現実のランダムは残酷なもの。誰もがイメージしやすい行儀の良いランダムとは違ってバランスをとってくれない。 株はそもそも確率のゲームではないのだから、「バランスはとれないのは当然」と思っておいたほうがいい。上がり続ける株は上がり、下がり続ける株は下がる。 

リーマンショックのときもそうですが、客観的に見て安すぎるというような地合いでも、容赦なく下限をぶち破るような相場はたまにあります。株式相場はそのような場であることの認識は大切です。 

押し目買いは、下がったところで買おうとするわけだから、逆張りの一種になる。つまり、やってはいけない買い方の一つ。「少し下がったところで買う」とか「割安なタイミングで買いたい」とか考えるのは、そもそも発想として間違っている。「遅すぎたかも」などとは思わず、まだ上がっているならこれからも上がると考えて買えばいい。

 

どこで反転するかは誰にもわからない。そのタイミングや値段を予想するのは、勝手な予想を当てはめているだけ。相場のことは相場に聞くしかない。 

cisさんは順張り投資ですので、ナンピンは最悪と評しています。 

重要なのは勝率ではなく、トータルの損益。そう考えられるかどうかが株で勝つための鍵となる。 

 プロスペクト理論で示されているように、人は利得よりも損失に強い感情を抱きますが、その本能に従うと相場においてはだいたい負けます。なぜなら、これに従うと損切りは遅く、利確が早くなるからです。株式投資は、いかに利益を伸ばすかにかかっているわけですから利確は遅くなければいけません。そして、それがうまくいけば、例え1勝9敗であってもトータルで利益が出ます。

 

「損したくない、損を認めたくない」という人間的な感情が、相場では敗北に繋がる。素早う損切りは、ものすごく重要。これはテクニックと言うより心構えに近い。 
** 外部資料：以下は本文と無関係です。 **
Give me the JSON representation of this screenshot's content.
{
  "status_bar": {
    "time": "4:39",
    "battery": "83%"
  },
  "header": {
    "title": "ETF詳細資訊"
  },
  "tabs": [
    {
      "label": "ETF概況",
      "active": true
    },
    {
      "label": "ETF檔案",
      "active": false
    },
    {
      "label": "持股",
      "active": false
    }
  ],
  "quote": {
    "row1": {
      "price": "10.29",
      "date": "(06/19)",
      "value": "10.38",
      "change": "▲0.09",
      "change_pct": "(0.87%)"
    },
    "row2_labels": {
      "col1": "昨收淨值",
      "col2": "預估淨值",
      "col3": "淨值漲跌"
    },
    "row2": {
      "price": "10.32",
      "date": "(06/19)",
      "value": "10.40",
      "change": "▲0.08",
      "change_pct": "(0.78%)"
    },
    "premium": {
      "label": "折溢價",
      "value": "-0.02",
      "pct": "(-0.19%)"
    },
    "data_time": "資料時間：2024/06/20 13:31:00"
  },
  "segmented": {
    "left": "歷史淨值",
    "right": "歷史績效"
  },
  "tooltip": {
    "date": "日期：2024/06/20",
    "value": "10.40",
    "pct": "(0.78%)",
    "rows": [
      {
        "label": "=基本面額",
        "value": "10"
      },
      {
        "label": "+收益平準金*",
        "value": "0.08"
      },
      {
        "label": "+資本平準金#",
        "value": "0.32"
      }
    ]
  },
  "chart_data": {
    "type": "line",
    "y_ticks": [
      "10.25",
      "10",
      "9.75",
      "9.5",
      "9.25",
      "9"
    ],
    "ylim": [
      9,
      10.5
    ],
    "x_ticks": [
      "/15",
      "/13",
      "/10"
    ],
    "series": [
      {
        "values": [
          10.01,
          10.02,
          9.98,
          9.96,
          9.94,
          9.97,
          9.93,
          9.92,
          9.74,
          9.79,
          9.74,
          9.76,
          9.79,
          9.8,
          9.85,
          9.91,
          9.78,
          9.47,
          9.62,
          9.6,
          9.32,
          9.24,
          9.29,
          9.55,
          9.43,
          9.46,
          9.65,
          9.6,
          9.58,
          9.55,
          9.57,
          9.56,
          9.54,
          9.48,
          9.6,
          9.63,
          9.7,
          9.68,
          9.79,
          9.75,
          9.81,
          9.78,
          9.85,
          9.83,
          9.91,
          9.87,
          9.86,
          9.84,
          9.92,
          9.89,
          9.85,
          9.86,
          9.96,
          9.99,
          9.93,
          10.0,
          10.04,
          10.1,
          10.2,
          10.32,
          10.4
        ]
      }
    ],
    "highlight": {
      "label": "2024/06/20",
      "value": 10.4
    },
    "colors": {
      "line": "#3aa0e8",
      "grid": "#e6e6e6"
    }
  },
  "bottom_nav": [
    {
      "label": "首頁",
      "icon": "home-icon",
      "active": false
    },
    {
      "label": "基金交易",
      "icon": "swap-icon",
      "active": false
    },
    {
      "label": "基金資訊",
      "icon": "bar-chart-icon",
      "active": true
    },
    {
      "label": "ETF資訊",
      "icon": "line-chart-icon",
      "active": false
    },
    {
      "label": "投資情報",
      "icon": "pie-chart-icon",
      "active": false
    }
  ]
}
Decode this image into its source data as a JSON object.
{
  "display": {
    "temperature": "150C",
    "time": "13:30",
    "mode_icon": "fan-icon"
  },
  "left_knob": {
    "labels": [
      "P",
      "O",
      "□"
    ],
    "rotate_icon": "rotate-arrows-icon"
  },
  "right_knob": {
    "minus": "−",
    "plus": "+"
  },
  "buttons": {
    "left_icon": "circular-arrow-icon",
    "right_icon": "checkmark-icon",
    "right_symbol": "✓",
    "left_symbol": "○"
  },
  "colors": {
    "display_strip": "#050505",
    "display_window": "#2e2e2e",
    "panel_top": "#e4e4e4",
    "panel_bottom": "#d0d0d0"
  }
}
マーケットは自分の都合で動いてくれませんから、間違っていたら認めなくては勝てません。自分のこだわりを捨てて、正しく在ることが何より大切です。

大きく儲けるチャンスというのは、人間の感情が大きく揺さぶられるとき。暴落と暴騰という両極があるけれど、人は喜びや期待より悲しみや恐怖のほうが大きい生き物らしく、暴落のほうがチャンスはずっと大きい。

市場効率化仮説がありますが、相場は往々にして非合理的な動きをします。そして、その時が最もチャンスです。徹底して合理的であれば、非合理な群衆から大きな利益を得ることができます。
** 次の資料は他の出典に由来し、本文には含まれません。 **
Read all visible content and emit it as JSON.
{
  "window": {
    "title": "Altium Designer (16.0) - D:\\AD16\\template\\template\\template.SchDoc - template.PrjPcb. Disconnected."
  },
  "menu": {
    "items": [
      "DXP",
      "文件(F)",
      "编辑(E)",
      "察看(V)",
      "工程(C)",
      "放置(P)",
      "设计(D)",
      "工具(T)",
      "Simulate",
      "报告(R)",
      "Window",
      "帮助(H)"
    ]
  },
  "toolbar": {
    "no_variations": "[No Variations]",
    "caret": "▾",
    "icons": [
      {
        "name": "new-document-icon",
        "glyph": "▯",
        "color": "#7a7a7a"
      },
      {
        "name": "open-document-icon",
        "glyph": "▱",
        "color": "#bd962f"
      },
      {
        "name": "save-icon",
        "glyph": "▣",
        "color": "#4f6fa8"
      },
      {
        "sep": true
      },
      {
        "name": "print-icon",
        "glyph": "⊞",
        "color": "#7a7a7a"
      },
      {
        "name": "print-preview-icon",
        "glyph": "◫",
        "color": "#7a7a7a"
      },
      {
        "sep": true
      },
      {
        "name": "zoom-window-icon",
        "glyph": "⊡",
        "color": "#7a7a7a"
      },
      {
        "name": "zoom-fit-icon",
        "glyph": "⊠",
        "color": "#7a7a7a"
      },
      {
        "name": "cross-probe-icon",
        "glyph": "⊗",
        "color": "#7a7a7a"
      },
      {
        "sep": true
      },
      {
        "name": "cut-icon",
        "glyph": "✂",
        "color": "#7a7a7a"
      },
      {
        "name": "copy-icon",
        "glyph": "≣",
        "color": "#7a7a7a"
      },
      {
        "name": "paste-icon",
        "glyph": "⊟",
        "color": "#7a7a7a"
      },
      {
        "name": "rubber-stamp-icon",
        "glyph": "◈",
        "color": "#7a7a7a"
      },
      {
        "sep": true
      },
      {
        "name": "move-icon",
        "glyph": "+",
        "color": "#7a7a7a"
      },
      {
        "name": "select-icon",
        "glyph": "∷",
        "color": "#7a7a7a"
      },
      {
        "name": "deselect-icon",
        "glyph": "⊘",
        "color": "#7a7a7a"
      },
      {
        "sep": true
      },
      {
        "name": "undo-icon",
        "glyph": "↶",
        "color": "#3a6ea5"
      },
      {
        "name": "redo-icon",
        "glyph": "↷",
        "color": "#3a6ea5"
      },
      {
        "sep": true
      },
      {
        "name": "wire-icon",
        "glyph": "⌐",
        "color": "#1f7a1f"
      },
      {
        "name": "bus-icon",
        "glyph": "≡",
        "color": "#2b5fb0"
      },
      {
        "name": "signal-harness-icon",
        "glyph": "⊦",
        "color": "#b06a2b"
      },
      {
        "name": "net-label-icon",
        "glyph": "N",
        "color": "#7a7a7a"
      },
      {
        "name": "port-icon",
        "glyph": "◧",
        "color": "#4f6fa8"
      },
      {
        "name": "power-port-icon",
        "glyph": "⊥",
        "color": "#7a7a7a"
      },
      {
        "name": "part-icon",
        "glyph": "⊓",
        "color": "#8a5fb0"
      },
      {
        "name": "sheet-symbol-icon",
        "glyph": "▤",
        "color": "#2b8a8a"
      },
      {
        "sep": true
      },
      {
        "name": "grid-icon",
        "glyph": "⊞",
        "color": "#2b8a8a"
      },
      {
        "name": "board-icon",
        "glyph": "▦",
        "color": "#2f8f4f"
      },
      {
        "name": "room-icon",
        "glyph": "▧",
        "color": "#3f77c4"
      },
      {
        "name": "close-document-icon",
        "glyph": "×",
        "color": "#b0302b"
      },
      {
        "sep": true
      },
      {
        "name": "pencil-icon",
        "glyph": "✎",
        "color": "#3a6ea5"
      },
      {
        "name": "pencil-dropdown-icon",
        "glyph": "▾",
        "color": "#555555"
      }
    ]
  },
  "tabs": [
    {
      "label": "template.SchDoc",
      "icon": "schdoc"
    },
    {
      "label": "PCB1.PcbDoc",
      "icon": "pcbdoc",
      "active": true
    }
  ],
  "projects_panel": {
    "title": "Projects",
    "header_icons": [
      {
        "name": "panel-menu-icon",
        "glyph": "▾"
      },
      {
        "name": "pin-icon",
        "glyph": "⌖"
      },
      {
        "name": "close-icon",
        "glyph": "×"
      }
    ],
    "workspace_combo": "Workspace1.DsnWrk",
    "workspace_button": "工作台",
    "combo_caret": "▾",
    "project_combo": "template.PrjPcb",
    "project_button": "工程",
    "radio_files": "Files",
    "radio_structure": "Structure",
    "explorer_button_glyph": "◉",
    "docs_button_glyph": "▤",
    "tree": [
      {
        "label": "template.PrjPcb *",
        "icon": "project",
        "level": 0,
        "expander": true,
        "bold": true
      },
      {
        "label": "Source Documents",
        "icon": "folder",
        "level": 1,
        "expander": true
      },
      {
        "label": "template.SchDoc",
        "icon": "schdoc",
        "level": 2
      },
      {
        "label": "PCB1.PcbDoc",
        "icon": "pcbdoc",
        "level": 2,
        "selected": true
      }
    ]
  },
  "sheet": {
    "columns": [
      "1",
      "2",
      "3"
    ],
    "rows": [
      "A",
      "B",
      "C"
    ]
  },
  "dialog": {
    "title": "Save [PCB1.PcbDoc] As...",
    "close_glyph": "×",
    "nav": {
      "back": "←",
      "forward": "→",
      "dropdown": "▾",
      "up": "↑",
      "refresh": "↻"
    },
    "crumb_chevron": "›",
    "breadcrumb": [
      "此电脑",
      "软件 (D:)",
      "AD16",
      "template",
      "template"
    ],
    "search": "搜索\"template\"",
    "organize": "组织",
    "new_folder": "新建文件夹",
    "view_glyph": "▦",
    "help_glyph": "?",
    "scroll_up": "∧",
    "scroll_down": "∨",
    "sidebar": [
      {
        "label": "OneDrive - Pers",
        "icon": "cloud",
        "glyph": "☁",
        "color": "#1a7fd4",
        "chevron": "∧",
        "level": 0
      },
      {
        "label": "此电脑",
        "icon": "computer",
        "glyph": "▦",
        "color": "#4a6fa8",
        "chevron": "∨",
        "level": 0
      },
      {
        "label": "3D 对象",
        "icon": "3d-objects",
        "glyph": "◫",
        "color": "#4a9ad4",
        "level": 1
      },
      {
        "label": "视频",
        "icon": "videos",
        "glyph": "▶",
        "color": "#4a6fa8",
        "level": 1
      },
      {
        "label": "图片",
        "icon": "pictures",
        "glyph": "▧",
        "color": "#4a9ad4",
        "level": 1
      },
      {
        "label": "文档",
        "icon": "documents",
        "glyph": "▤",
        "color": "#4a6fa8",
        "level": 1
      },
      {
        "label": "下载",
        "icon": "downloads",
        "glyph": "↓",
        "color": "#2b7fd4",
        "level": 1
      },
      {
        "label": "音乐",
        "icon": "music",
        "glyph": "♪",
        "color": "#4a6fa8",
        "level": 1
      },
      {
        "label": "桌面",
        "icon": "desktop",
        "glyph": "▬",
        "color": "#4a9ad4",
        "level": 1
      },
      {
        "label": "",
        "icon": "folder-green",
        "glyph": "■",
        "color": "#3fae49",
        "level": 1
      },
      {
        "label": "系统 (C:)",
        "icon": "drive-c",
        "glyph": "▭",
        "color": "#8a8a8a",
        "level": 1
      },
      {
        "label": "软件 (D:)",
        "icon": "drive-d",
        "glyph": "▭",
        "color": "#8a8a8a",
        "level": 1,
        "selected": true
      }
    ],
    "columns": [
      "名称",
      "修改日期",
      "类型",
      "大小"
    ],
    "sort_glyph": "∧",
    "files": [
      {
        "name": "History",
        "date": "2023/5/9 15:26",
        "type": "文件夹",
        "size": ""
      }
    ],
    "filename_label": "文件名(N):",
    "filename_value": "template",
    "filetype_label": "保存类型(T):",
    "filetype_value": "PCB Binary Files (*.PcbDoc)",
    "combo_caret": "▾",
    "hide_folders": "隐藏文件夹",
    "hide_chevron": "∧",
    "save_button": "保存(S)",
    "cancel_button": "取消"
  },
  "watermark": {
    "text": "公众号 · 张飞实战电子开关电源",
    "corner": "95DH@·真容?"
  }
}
以前、ソフトバンクグループの株を50億円分近く損切りで売ったことがあった。そのときには、「昨日のアリババが軟調だったこともあり、ソフトバンクは売買代金1位で値を下げております」というような解説をされていた。そうじゃなくて、ただ僕がギブアップをして売っただけ。関連付けられたアリババもいい迷惑だ。こうした取引の解説をもとに、また、分析の本などが作られていく。だから僕は株の本を信用していない。

これには笑ってしまいましたが、いかに報道が適当かわかる好例ですね。投資家はこのような雑言に惑わされず徹底して事実にフォーカスするべきです。

財務分析をした結果として、割安かどうかを判断していたわけだけど、そんなことはみんな知っていて、実際には株価というものはそれを踏まえた上での取引値段になっている。企業の価値を株価が正しく反映していないと考えるより、株価こそが答えであり、世の中の総意として適正だとみなされている数字だと考えるほうが正しい。

財務分析が不要というわけではありませんが、我々がわかるような知識は市場にはとっくに織り込まれています。とはいえ、時価総額が小さい企業においては、構造的に価値と価格に乖離が出やすいです。そこについては以下のエントリを参照してください。

syachiku-finance.hatenablog.com

信用される企業はさらに信用され、割安な株は更に割安になる。そのほうが真実に近い。株式市場は公平や平等という概念で動く場ではない。

これも残酷ですけど、真実ですね。

「どうやって勉強したか?」とよく聞かれる。僕の場合はひたすら値動きを見た。マーケットのことはマーケットでしか学べない。本に書いてあるのは過去のことで、未来には役に立たない。

私もたまに友人に同じようなことをたまに聞かれるのですが、本で勉強するよりもまずは実際に売買するのが早道です(そう伝えても大抵の人はやりませんが)。やりながら本を都度読むというのがバランスがいいのではないでしょうか。

トレーダーとして難しいのは、自分の理論を何度も否定していかなければならないことなのかもしれない。どの勝負事でも同じだけど、自分を客観的に見られない人はやっぱり勝てない。

自分の考えを否定するというのはなかなか難しいです。ほとんどの人はプライドが邪魔してできないのではないでしょうか。勝てる人は、徹底して事実に向き合います。私も完全にできているとは言えませんが、安いプライドなんか捨ててしまえ精神を心がけています。そこらへんのプライドマネジメントについても時間があれば論じてみたいと思います。あ、プライドマネジメントという概念はかわんごさんのブログを参考にしました。